Biocontrol of Escherichia coli O157:H7 by Enterobacter asburiae AEB30 on intact cantaloupe melons

Escherichia coli O157:H7 causes >73,000 foodborne illnesses in the United States annually, many of which have been associated with fresh ready‐to‐eat produce including cantaloupe melons. In this study, we created a produce‐associated bacterial (PAB) library containing >7500 isolates and screened them for the ability to inhibit the growth of E. coli O157:H7 using an in vitro fluorescence‐based growth assay. One isolate, identified by 16S and whole‐genome sequence analysis as Enterobacter asburiae, was able to inhibit the growth of E. coli by ~30‐fold in vitro and produced zones of inhibition between 13 and 21 mm against 12 E. coli outbreak strains in an agar spot assay. We demonstrated that E. asburiae AEB30 was able to grow, persist and inhibit the growth of E. coli on cantaloupe melons under simulated pre‐ and post‐harvest conditions. Analysis of the E. asburiae AEB30 genome revealed an operon encoding a contact‐dependent growth inhibition (CDI) system that when mutated resulted in the loss of E. coli growth inhibition.
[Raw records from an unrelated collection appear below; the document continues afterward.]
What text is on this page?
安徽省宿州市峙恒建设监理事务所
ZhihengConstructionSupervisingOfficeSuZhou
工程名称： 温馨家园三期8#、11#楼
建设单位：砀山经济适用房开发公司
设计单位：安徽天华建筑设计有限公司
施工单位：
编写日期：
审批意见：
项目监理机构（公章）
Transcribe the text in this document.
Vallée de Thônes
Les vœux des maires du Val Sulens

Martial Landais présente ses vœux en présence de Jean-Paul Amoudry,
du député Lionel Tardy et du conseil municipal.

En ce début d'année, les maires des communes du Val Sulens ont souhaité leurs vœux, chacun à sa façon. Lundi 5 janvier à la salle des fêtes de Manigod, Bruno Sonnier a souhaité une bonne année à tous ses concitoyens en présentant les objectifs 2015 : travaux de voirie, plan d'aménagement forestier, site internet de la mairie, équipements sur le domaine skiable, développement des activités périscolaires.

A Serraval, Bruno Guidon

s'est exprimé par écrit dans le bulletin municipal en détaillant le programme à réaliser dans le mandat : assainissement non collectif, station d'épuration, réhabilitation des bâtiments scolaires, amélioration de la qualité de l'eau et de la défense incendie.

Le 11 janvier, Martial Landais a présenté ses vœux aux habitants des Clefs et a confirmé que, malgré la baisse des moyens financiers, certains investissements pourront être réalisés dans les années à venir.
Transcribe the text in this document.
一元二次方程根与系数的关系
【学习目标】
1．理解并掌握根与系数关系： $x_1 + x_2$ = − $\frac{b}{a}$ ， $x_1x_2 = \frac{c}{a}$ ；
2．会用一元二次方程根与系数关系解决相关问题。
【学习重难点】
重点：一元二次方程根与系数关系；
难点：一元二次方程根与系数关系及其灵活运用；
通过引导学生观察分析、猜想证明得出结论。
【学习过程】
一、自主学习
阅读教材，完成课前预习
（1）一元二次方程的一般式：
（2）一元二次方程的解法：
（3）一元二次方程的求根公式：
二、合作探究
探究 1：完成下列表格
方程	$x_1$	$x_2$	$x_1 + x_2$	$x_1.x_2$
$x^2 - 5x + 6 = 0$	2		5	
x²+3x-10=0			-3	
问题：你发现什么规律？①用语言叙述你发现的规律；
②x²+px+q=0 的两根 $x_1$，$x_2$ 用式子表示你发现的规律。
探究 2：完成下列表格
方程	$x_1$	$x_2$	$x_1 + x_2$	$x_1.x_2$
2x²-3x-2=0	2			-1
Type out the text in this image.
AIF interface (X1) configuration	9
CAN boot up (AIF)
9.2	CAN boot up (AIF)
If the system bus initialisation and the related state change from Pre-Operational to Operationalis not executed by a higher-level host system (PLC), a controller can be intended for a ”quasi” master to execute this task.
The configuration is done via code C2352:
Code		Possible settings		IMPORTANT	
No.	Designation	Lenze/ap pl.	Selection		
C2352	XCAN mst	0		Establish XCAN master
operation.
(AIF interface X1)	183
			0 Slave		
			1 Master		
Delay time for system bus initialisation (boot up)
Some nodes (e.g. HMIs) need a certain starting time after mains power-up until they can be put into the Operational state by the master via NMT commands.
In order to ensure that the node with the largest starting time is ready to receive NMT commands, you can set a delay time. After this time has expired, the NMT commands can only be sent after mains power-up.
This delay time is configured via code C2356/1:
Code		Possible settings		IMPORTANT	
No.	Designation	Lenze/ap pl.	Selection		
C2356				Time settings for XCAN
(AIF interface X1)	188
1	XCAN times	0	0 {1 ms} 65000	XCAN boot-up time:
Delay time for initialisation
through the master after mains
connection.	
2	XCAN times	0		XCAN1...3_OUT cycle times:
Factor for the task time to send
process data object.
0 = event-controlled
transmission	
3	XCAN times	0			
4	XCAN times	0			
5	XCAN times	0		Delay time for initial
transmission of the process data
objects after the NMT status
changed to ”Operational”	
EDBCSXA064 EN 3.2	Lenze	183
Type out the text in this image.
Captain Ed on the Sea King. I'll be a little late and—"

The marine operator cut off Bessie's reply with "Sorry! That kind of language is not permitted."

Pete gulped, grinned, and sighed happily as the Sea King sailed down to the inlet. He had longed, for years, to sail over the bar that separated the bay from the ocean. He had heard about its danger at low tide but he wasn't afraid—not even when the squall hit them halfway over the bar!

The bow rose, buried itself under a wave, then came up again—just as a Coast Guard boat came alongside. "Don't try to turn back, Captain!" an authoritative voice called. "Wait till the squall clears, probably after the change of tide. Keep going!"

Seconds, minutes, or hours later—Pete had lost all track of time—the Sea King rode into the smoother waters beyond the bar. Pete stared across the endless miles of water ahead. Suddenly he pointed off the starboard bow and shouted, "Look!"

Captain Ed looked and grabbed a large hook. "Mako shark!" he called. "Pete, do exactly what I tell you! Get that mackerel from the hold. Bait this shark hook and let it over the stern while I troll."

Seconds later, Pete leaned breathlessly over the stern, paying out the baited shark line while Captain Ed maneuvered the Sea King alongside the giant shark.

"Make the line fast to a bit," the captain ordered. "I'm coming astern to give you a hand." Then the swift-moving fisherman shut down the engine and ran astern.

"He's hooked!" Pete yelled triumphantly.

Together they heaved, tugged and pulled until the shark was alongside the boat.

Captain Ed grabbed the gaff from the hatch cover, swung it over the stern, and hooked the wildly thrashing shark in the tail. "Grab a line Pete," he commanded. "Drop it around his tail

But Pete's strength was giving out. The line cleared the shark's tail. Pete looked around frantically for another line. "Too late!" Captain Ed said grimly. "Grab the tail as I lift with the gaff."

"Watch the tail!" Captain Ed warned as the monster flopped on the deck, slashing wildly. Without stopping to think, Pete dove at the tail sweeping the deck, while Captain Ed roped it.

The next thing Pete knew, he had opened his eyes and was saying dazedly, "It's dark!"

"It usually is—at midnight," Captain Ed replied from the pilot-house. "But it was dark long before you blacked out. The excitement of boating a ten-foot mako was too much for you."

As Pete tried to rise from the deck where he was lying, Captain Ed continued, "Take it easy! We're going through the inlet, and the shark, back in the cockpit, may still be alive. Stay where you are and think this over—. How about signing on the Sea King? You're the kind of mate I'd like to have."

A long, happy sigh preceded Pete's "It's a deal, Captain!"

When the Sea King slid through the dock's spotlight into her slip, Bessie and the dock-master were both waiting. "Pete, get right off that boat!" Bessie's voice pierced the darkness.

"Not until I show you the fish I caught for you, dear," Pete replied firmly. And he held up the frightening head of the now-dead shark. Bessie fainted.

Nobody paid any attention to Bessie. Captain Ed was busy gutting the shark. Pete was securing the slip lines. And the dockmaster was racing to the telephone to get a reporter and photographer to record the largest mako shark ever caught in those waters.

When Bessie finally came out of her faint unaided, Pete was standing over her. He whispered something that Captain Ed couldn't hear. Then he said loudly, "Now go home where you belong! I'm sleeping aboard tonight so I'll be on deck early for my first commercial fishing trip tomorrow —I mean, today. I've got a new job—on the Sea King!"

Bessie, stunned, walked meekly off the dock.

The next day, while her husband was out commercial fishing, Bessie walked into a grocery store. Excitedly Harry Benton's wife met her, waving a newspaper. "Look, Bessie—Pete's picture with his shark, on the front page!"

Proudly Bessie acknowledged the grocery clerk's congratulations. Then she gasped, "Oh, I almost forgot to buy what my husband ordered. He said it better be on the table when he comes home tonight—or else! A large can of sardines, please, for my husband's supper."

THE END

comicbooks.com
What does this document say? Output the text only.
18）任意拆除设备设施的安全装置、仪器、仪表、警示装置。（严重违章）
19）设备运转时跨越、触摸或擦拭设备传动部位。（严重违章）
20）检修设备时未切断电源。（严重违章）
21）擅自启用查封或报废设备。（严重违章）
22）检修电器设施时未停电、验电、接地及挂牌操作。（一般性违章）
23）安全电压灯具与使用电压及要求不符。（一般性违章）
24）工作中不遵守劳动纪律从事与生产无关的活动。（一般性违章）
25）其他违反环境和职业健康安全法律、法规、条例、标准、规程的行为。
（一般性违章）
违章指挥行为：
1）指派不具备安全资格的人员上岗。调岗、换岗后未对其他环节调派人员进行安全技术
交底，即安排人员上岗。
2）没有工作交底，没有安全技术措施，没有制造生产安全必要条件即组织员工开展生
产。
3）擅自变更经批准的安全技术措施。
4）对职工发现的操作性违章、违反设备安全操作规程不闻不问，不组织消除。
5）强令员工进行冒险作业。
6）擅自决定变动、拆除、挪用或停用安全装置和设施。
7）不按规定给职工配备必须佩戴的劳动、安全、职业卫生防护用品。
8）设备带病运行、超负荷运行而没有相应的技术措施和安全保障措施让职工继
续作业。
These data suggest that E. asburiae AEB30 is a potential biocontrol agent to prevent E. coli contamination of cantaloupe melons in both pre‐ and post‐harvest environments and that its mode of action is via a CDI system. We screened >7,500 produce associated bacteria for the ability to inhibit E. coli O157:H7 in vitro and on cantaloupe melons. We identified a bacterium, E. asburiae AEB30 that inhibited the growth of E. coli in vitro and on cantaloupe melons. We determined that a contact dependent growth inhibition (CDI) system was responsible for the growth inhibition of E. coli.